Why Covid threatens 3rd world mining i.e. Peru“For decades we’ve had an underfunded health system with poor primary care and hospitals that are outdated. By the time the pandemic hit, we had underpaid health professionals and very low numbers of intensive care beds,” says Patricia Garca, Peru’s minister of health in 2016-17. Peru has 1656 ICU beds for its population of 33 million people4; neighbouring Colombia—where the healthcare system has barely kept up with covid-19 admissions—has around 1800 beds in the capital of Bogota alone, where 8 million reside.
“If you add additional layers of stress to a health system that was already on the brink of collapse, you’ll have collapse,” says Mateo Prochazka. He is one of several Peruvian epidemiologists who told The BMJ that the biggest challenge they faced as medical trainees was freeing up beds in hospitals perennially running at capacity. Covid-19 tipped the system over the edge. Many of the country’s excess deaths were likely from people suffering from other illnesses who could not be treated because of the health system’s collapse.
Local solutions missing
Peru also ticks off the checklist of features that have hampered pandemic responses across Latin America: diverse populations and geographies; deep poverty; cramped, multigenerational housing; and a lack of laboratories for testing. The list is long and, in most cases, more severe in Peru than its regional neighbours.

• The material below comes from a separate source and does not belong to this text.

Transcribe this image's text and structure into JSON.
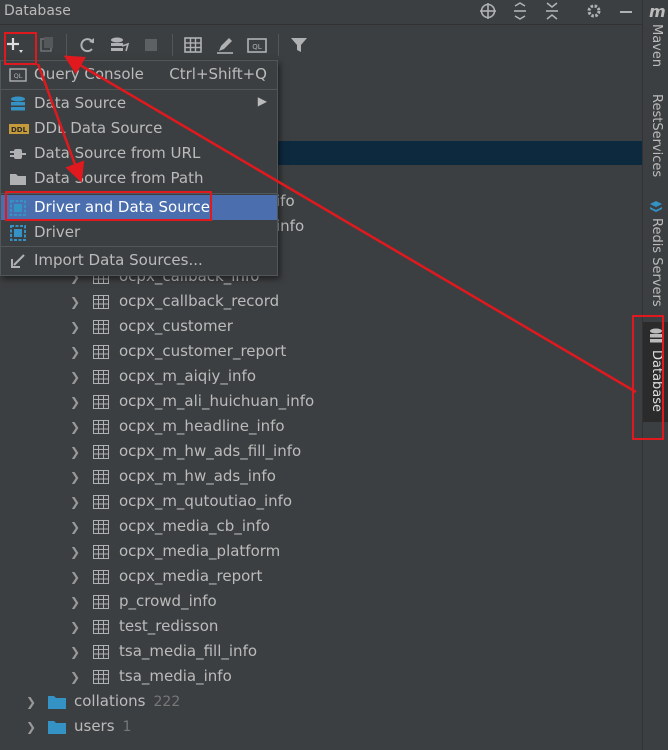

These contextual factors are critical in considering any pandemic control tactics, says Garca, pointing to a shortage of water and electricity, a lack of trust in the government after years of political instability, and a labour market that relies on informal employment. The fact that around three quarters of people work in informal jobs meant they had to risk either contracting covid-19 or going hungry during lockdown. Like in other South American countries, most people eventually opted for the former.
Cultural norms draw people together, increasing chances of transmission. Most Peruvians shop daily. Stocking up with a weekly shop would mean breaking a lifelong habit. It’s also impossible for the 40% who do not have a refrigerator. As a result, markets quickly became a major vector of the disease. As many as 86% of people in Lima’s markets tested positive during the first wave of cases in May 2020. Then-president Martn Vizcarra acknowledged the crisis but did not shut markets down because of the need to supply food.
Food was promised to families on low incomes but was distributed through local municipalities who had no experience in doing so. It, too, arrived slowly, Paz-Soldan says. Yet a system that could have been used as a conduit already existed: comedores populares—low cost restaurants which distribute government donated food with volunteer cooks.
Some experts say that Peru’s failure was caused by the expectation that just mirroring containment tactics applied in Europe and North America would stem the spread. “Had each intervention been adapted to context, we may have been able to bend the curve a little bit better than we did,” Prochazka says, pointing to the Ebola epidemic in West Africa during 2013-15. Initial tactics there failed because of a Euro-centric response from international organisations sent to help. They didn’t consider local culture, such as how traditional funerals involved family washing of the body of the deceased. Once control measures were “adapted to context and grounded in local understandings of disease and these control measures,” they were more effective, he says.